With more than a month left in the season, it appears that the warm Atlantic waters won the battle against El Niño’s wind shear. Berardelli told Newsweek that is a concerning sign for the future.

“If this year is any hint as to what the future holds because of the warm waters’ ability to make active hurricane seasons and El Niño’s inability to beat it…that’s a concern,” Berardelli said. “We could continue to see these very active Atlantic seasons like what we’ve seen this summer.”

The season is a bad sign of what the future might bring.

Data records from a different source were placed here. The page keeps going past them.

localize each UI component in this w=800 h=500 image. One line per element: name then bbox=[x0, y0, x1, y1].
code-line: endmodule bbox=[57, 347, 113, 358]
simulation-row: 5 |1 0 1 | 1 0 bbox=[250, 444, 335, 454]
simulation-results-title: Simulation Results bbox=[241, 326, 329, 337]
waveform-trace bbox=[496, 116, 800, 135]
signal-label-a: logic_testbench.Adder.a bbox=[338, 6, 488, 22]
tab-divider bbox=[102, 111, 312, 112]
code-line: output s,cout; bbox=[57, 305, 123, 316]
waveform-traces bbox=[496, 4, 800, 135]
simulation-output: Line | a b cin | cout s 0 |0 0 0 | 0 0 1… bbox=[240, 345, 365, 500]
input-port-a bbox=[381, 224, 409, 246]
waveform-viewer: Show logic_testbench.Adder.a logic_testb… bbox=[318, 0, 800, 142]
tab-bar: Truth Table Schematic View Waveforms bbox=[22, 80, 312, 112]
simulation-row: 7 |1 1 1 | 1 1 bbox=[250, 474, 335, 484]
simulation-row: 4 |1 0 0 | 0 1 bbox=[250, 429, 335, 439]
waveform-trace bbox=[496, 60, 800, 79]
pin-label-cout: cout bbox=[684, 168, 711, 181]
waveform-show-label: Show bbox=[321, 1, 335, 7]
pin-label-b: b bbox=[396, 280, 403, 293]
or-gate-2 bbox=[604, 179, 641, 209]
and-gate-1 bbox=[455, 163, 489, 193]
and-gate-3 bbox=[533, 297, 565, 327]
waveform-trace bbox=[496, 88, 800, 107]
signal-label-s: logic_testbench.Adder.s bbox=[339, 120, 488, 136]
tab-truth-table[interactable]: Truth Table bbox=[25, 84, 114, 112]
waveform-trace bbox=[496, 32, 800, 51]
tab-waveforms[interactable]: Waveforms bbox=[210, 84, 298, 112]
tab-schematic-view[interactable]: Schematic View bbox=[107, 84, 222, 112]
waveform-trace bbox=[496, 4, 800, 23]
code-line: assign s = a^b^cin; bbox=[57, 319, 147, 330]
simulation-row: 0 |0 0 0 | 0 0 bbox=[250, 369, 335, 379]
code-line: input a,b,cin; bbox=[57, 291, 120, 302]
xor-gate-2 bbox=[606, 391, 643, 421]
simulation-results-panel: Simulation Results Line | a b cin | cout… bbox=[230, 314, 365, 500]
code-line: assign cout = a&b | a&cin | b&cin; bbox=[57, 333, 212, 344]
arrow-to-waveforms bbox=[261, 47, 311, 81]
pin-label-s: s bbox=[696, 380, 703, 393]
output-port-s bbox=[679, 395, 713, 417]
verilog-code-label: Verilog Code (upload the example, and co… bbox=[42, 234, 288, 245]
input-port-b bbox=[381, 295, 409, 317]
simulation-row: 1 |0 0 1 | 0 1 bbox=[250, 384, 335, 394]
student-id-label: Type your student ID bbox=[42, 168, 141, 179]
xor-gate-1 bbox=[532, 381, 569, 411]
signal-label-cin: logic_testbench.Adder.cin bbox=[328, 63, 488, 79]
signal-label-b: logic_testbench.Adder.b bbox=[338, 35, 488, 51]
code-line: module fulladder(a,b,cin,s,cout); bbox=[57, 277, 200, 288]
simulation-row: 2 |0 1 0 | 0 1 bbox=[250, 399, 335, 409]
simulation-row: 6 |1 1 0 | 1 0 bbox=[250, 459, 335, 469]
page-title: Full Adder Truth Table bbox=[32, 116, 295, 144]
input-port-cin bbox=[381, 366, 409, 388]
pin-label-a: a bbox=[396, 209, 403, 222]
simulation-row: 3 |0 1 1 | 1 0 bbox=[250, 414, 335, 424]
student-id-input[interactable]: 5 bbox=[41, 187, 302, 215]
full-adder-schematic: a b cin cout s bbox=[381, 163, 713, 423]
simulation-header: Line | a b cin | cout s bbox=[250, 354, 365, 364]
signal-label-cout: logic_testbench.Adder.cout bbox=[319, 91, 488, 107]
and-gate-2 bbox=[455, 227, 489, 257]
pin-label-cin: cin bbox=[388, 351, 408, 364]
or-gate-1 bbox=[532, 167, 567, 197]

“It doesn’t bode well for future years,” Berardelli said. “The Atlantic may not be nearly as warm [in the future] because it was so off-the-charts hot. We couldn’t have imagined it being this warm. But it doesn’t bode well for heading into the future because the Atlantic is not going to cool down below normal. If anything, it’s going to slowly trend warmer over the decades.”

Although El Niño was unable to counter the warmer temperatures that caused the active season, it did mitigate the season from “being an absolute catastrophe” by keeping the storms on the weak side, Berardelli said. Many of this year’s storms have been weaker than usual, outside of a few strong storms such as Hurricane Idalia, which tore through Florida’s western coast in August as a Category 3 hurricane.

“It’s conceivable…that El Niño has helped to mitigate the intensity of this season,” Berardelli said. “I would’ve hated to see water temperatures as hot as they were not in El Niño because then all bets are off without an El Niño to at least slow or quiet the extraordinary amount of potential.”

Berardelli warned that with still five weeks left in the season, there is plenty of potential for strong storms to develop before November 30.